Turn it off: this one is huge. Part of what causes burnout is information and stress overload – there’s just too much coming at us for too long a period of time. As hard as it is to do in our wired world learn to turn things off:

Get off social media for periods of time: as much as we think we’re “checking in” or “staying engaged” social media is a breeding ground for stress:

It fuels our fears when we see the news

It fuels our discontent when we see how good everybody else is doing compared to us (because everybody is a hero on social media).

Step away from the “office” and let your folks know to only contact you with emergencies. Build this habit if you can. Being on-call 24 hours a day feels great (because we’re important) but it leaves no time to decompress and engage with our passion (family, hobbies, quiet time, etc.).
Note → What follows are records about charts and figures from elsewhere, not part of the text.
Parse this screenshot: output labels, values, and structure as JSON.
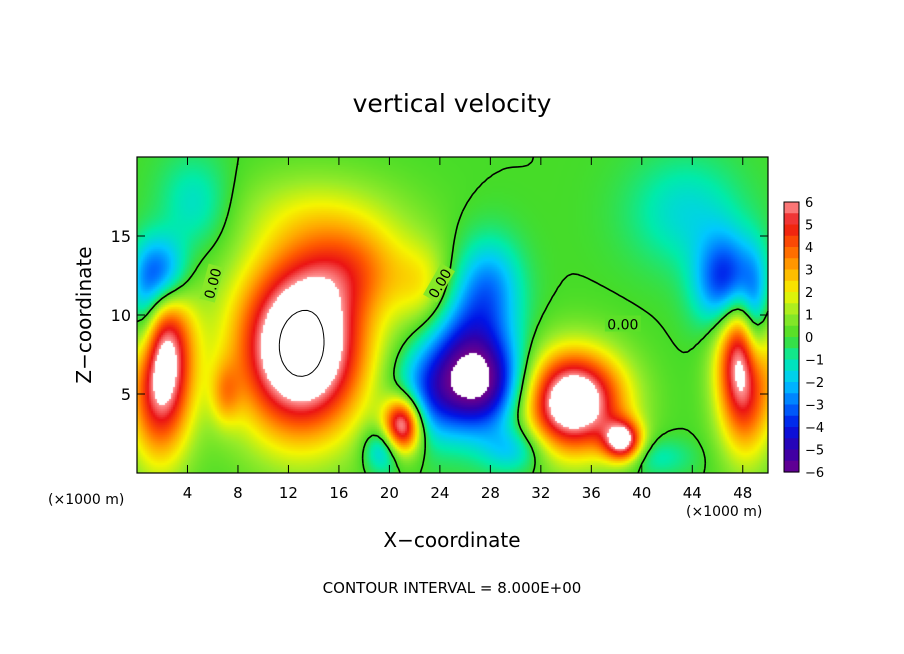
{
  "chart_data": {
    "type": "heatmap",
    "title": "vertical velocity",
    "xlabel": "X−coordinate",
    "ylabel": "Z−coordinate",
    "x_unit_label": "(×1000 m)",
    "y_unit_label": "(×1000 m)",
    "xlim": [
      0,
      50
    ],
    "ylim": [
      0,
      20
    ],
    "x_ticks": [
      4,
      8,
      12,
      16,
      20,
      24,
      28,
      32,
      36,
      40,
      44,
      48
    ],
    "y_ticks": [
      5,
      10,
      15
    ],
    "colorbar": {
      "range": [
        -6,
        6
      ],
      "ticks": [
        "6",
        "5",
        "4",
        "3",
        "2",
        "1",
        "0",
        "−1",
        "−2",
        "−3",
        "−4",
        "−5",
        "−6"
      ]
    },
    "contour_interval_text": "CONTOUR INTERVAL = 8.000E+00",
    "contour_labels": [
      {
        "text": "0.00",
        "x": 6.0,
        "z": 12.0,
        "angle": -75
      },
      {
        "text": "0.00",
        "x": 24.0,
        "z": 12.0,
        "angle": -60
      },
      {
        "text": "0.00",
        "x": 38.5,
        "z": 9.4,
        "angle": 0
      }
    ],
    "features": [
      {
        "x": 13.0,
        "z": 8.0,
        "rx": 5.0,
        "rz": 5.5,
        "w": 9
      },
      {
        "x": 17.5,
        "z": 13.0,
        "rx": 4.5,
        "rz": 3.0,
        "w": 2.5
      },
      {
        "x": 23.0,
        "z": 11.5,
        "rx": 2.5,
        "rz": 3.0,
        "w": 2
      },
      {
        "x": 14.5,
        "z": 16.5,
        "rx": 7.0,
        "rz": 2.8,
        "w": 1.2
      },
      {
        "x": 34.5,
        "z": 4.5,
        "rx": 4.0,
        "rz": 3.2,
        "w": 8
      },
      {
        "x": 38.5,
        "z": 2.0,
        "rx": 1.5,
        "rz": 1.3,
        "w": 6
      },
      {
        "x": 1.8,
        "z": 7.0,
        "rx": 2.5,
        "rz": 5.5,
        "w": 8
      },
      {
        "x": 48.3,
        "z": 7.0,
        "rx": 2.2,
        "rz": 5.0,
        "w": 8
      },
      {
        "x": 21.0,
        "z": 3.0,
        "rx": 1.5,
        "rz": 1.8,
        "w": 7
      },
      {
        "x": 2.0,
        "z": 12.5,
        "rx": 2.0,
        "rz": 2.5,
        "w": -4.5
      },
      {
        "x": 0.6,
        "z": 9.5,
        "rx": 1.5,
        "rz": 4.0,
        "w": -4
      },
      {
        "x": 47.0,
        "z": 12.0,
        "rx": 2.5,
        "rz": 3.0,
        "w": -5
      },
      {
        "x": 49.0,
        "z": 9.0,
        "rx": 1.2,
        "rz": 4.0,
        "w": -4.5
      },
      {
        "x": 27.5,
        "z": 5.5,
        "rx": 3.5,
        "rz": 3.0,
        "w": -5
      },
      {
        "x": 26.0,
        "z": 8.5,
        "rx": 3.5,
        "rz": 4.0,
        "w": -3
      },
      {
        "x": 23.0,
        "z": 5.0,
        "rx": 3.0,
        "rz": 3.0,
        "w": -2.5
      },
      {
        "x": 28.0,
        "z": 12.0,
        "rx": 2.5,
        "rz": 3.0,
        "w": -2
      },
      {
        "x": 30.0,
        "z": 1.5,
        "rx": 2.5,
        "rz": 1.5,
        "w": -2
      },
      {
        "x": 43.5,
        "z": 16.5,
        "rx": 4.5,
        "rz": 3.5,
        "w": -1.5
      },
      {
        "x": 4.5,
        "z": 17.0,
        "rx": 3.0,
        "rz": 3.0,
        "w": -1.5
      },
      {
        "x": 41.0,
        "z": 1.0,
        "rx": 3.0,
        "rz": 1.2,
        "w": -1.2
      },
      {
        "x": 19.5,
        "z": 1.5,
        "rx": 1.5,
        "rz": 1.5,
        "w": -2.5
      },
      {
        "x": 7.0,
        "z": 5.0,
        "rx": 1.2,
        "rz": 2.0,
        "w": 2
      }
    ]
  }
}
Network: Every leader needs a tribe and a network outside of the workspace. Build this – cultivate it – encourage it – and make sure you follow it. Whether it’s a bible study group, a lunch group, a professional mentorship/growth group, a workout group – whatever it is – build this and stick to it. When you focus in on this for set periods of time it will turn off everything else, remind you of who you are and why you do what you do, and fill your tank as you get ready to tackle the next mile.

In short: avoiding burnout is not a single product. Like anything to do with leadership navigating the very real threat of burnout as a leader today is a process over time. It is the responsibility of the leader to build the habits that alleviate the underlying causes of burnout so they can serve their organizations, their families, and their communities effectively for more than a blip of time.  Otherwise the very real risk for passionate leaders is not just the risk of burning out – but that in trying to “fix” the problems associated with it they actually exacerbate the very things that are causing it – and this world loses the gifts of the very talented person you were created to be.

Don’t let your pursuit of eliminating the symptoms of burnout end up actually fueling the causes of burnout.

Stay focused, stay disciplined, and stay in the game – this world, your family, and your organization needs you: you owe them the best of you.

Welcome to leadership - now go lead!